Diver: Large Language Model Decoding with Span-Level Mutual Information Verification
Jinliang Lu, Chen Wang, Jiajun Zhang
TL;DR
Diver tackles the fidelity gap in LLM decoding by introducing span-level PMI verification, which selects candidate spans at divergence points based on both the standard model likelihood and PMI gains computed from input spans. By generating dynamic token spans and re-ranking with PMI, Diver improves faithfulness across a wide range of tasks and models, including machine translation, constrained generation, QA, summarization, dialogue, story generation, and code generation. Empirical results show consistent gains over vanilla decoding and contrastive methods, with notable improvements for distant language pairs and high-information inputs, though at the cost of additional decoding time. The work highlights the practicality of span-level verification and points to speed-up avenues such as smaller verification models and speculative decoding to balance quality and throughput.
Abstract
Large language models (LLMs) have shown impressive capabilities in adapting to various tasks when provided with task-specific instructions. However, LLMs using standard decoding strategies often struggle with deviations from the inputs.
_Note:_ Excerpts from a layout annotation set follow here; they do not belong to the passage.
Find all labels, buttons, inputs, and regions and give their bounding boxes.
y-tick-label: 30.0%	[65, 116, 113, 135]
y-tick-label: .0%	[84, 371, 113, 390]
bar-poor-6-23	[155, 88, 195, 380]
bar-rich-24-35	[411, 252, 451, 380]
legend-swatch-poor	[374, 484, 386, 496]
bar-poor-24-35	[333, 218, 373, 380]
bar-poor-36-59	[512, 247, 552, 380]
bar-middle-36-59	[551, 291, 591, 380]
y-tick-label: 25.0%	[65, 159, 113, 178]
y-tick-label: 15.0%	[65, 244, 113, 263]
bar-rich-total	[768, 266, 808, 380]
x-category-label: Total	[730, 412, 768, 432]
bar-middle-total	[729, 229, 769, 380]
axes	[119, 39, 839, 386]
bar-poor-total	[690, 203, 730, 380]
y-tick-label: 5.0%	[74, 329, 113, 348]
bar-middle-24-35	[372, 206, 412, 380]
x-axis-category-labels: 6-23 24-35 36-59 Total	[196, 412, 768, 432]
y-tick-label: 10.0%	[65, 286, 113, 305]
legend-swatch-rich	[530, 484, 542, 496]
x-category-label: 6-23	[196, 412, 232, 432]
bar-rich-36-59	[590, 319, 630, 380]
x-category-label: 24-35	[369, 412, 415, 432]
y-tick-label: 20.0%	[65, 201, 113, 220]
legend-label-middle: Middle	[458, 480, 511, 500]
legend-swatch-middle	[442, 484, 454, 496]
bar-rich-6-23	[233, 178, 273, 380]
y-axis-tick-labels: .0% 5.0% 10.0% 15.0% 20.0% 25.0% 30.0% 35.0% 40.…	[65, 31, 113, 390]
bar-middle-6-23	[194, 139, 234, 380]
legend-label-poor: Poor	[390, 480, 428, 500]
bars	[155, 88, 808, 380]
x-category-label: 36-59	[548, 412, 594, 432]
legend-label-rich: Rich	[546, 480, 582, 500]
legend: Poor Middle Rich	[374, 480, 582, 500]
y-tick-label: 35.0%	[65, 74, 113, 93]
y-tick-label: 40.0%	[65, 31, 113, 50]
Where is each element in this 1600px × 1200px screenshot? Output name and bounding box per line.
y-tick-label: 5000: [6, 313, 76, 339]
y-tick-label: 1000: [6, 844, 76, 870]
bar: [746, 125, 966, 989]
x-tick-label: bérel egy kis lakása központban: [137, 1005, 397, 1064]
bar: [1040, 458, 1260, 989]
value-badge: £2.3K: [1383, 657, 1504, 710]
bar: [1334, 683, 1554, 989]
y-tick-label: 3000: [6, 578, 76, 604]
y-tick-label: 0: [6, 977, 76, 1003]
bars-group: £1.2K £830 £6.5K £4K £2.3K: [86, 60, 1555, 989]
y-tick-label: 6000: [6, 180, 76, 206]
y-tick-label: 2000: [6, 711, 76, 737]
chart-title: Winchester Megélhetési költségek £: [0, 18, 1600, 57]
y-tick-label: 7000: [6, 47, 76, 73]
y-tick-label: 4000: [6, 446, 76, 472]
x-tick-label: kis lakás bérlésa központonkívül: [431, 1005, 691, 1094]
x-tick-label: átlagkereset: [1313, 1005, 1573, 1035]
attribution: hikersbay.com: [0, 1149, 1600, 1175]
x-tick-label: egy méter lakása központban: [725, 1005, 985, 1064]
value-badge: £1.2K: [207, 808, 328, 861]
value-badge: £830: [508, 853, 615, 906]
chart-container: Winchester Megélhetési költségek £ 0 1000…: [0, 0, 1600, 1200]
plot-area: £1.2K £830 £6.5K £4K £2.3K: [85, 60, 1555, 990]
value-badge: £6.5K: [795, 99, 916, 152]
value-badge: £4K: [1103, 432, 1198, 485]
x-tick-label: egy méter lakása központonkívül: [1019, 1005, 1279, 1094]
Intuitively, compliant LLM outputs should reflect the information present in the input, which can be measured by point-wise mutual information (PMI) scores. Therefore, we propose Diver, a novel approach that enhances LLM Decoding through span-level PMI verification. During inference, Diver first identifies divergence steps that may lead to multiple candidate spans. Subsequently, it calculates the PMI scores by assessing the log-likelihood gains of the input if the candidate spans are generated. Finally, the optimal span is selected based on the PMI re-ranked output distributions. We evaluate our method across various downstream tasks, and empirical results demonstrate that Diver significantly outperforms existing decoding methods in both performance and versatility.